The ACLEEM can be administered at the end of any clinical rotation in an ambulatory setting by someone who was not involved in the rotation teaching activities. The results can be useful for teachers in clinical rotations to improve their teaching practices; for residence program managers to supervise the teaching activities and design improvements in the curriculum; and for students allowing them to identify topics that are shared as positive and negative areas within a rotation. If we analyse the mean scores of the domains, the EE was perceived higher among residents in the postgraduate level in the domains related to patient care and clinical skills including practical procedures compared to clerks. On the other hand, clerks perceived that they have more protected time for non-clinical activities reflecting a higher workload for residents. The results of the ACLEEM can be considered at three levels: (i) individual items, (ii) domains and (iii) overall ACLEEM. Theraw scores obtained for the items making up each of the eight domains are summed for each participant, and then the mean of this summed score is taken to give domain summary scores. To obtain the overall ACLEEM score, the domain summary scores are summed. Examination of the individual items by looking at the mean score obtained across all participants for each item enables the identification of specific strengths and weakness within the EE. This criterion was extrapolated from DREEM and PHEEM24,25 where the developers reported the achieved total and subscale scores as a percentage of the maximum score possible, but made no recommendations regarding interpretation of the DREEM. Subsequently, two of the developers provided guidance as to how to interpret scores at each of the three levels26. Aligned with this criterion we propose for the ACLEEM questionnaire to consider individual, domains and overall mean scores of ≥ 3.0 (75% of the maximum score) are regarded as especially strong areas, mean scores of ≤ 2.0 (50%) need particular attention and items, domains and overall mean scores between 2 and 3 (50-75%) are areas of the EE that could be improved. Under this criterion, the perceived EE observed among residents and clerks could be considered really positive, because the global mean score was >75% in both groups.
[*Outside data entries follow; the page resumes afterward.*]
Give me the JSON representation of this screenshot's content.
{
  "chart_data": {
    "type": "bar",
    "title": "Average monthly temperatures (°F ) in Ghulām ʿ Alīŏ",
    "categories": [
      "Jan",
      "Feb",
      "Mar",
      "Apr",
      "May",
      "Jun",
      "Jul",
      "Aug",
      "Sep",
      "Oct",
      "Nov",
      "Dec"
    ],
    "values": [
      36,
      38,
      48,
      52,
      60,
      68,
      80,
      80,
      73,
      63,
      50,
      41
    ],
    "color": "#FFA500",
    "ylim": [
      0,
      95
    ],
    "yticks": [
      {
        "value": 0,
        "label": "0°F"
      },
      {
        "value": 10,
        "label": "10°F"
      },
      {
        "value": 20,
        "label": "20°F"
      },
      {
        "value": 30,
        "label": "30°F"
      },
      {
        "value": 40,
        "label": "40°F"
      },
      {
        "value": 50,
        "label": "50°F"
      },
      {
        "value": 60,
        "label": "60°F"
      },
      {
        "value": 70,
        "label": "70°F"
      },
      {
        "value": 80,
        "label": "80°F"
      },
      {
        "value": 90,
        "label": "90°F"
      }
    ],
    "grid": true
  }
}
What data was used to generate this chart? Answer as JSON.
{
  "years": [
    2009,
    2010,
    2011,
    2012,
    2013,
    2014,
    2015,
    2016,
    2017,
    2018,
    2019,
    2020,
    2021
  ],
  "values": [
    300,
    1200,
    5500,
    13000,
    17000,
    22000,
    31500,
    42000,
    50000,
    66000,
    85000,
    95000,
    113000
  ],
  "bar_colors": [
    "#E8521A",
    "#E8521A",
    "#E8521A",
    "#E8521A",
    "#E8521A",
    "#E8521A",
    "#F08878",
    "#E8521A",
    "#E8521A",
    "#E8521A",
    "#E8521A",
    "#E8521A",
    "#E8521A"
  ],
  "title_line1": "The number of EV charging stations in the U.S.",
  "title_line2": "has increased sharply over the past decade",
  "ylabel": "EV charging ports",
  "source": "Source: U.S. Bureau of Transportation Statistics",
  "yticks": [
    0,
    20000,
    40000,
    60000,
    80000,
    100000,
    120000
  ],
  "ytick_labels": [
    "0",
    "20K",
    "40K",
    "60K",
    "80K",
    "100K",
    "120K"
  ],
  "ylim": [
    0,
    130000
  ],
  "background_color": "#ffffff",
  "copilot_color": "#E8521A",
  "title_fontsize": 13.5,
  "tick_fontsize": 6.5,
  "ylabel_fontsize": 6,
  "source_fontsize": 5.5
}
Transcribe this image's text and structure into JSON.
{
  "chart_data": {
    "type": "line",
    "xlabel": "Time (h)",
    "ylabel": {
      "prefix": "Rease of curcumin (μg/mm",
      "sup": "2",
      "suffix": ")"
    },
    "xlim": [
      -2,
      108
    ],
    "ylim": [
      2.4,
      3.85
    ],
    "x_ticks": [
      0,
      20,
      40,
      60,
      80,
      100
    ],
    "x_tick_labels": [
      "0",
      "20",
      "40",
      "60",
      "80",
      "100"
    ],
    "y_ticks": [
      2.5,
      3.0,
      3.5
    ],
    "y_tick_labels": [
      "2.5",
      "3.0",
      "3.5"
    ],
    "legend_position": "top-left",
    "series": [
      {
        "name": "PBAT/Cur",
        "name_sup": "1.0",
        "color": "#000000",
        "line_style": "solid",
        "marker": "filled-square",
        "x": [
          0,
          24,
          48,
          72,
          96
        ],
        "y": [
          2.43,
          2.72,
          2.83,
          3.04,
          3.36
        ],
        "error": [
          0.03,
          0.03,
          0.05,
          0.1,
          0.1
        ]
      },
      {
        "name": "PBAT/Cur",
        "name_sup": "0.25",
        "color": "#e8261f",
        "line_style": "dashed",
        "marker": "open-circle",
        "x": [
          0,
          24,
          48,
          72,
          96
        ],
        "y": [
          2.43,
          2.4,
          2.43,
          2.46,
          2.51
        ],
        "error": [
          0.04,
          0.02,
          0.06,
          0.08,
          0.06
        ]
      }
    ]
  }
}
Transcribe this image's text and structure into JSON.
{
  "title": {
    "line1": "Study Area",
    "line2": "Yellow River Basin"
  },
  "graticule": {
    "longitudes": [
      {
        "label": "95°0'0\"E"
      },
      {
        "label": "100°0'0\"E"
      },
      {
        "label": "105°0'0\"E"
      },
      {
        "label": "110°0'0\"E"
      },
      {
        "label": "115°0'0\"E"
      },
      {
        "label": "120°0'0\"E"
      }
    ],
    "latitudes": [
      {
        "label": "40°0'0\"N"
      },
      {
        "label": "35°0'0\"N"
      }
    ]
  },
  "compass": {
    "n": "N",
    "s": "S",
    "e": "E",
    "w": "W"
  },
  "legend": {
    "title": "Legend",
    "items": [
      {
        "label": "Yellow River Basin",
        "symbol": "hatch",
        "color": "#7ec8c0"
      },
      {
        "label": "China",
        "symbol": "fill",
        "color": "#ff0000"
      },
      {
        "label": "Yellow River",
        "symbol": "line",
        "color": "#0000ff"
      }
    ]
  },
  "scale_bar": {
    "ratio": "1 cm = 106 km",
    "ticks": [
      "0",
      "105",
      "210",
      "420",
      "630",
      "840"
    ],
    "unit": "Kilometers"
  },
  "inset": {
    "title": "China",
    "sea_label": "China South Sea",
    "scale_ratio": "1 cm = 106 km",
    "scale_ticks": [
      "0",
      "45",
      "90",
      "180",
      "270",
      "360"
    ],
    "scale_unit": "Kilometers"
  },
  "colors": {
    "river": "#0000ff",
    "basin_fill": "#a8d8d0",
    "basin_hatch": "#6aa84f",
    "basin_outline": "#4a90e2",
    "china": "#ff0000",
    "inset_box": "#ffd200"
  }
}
Regarding further research, we can mention the following challenges. First, as the ACLEEM was built in a Spanish speaking setting, it should be translated into English or other languages to be validated as well. Secondly, as this is a single-school study, external validity of the instrument can be analyzed by applying it in other Chilean schools or other countries. Thirdly, despite the ACLEEM was developed considering multiple medical specialties, its performance in different postgraduate programs could be compared to explore potential differences.

Finally, we conclude that the ACLEEM is a multidimensional, valid and highly reliable instrument to measure the EE in postgraduate ambulatory settings. It is remarkable how stable the findings are, given their applicability in different specialization programs. We recommend using it to measure the educational environment within each ambulatory postgraduate program with Spanish-speaking residents.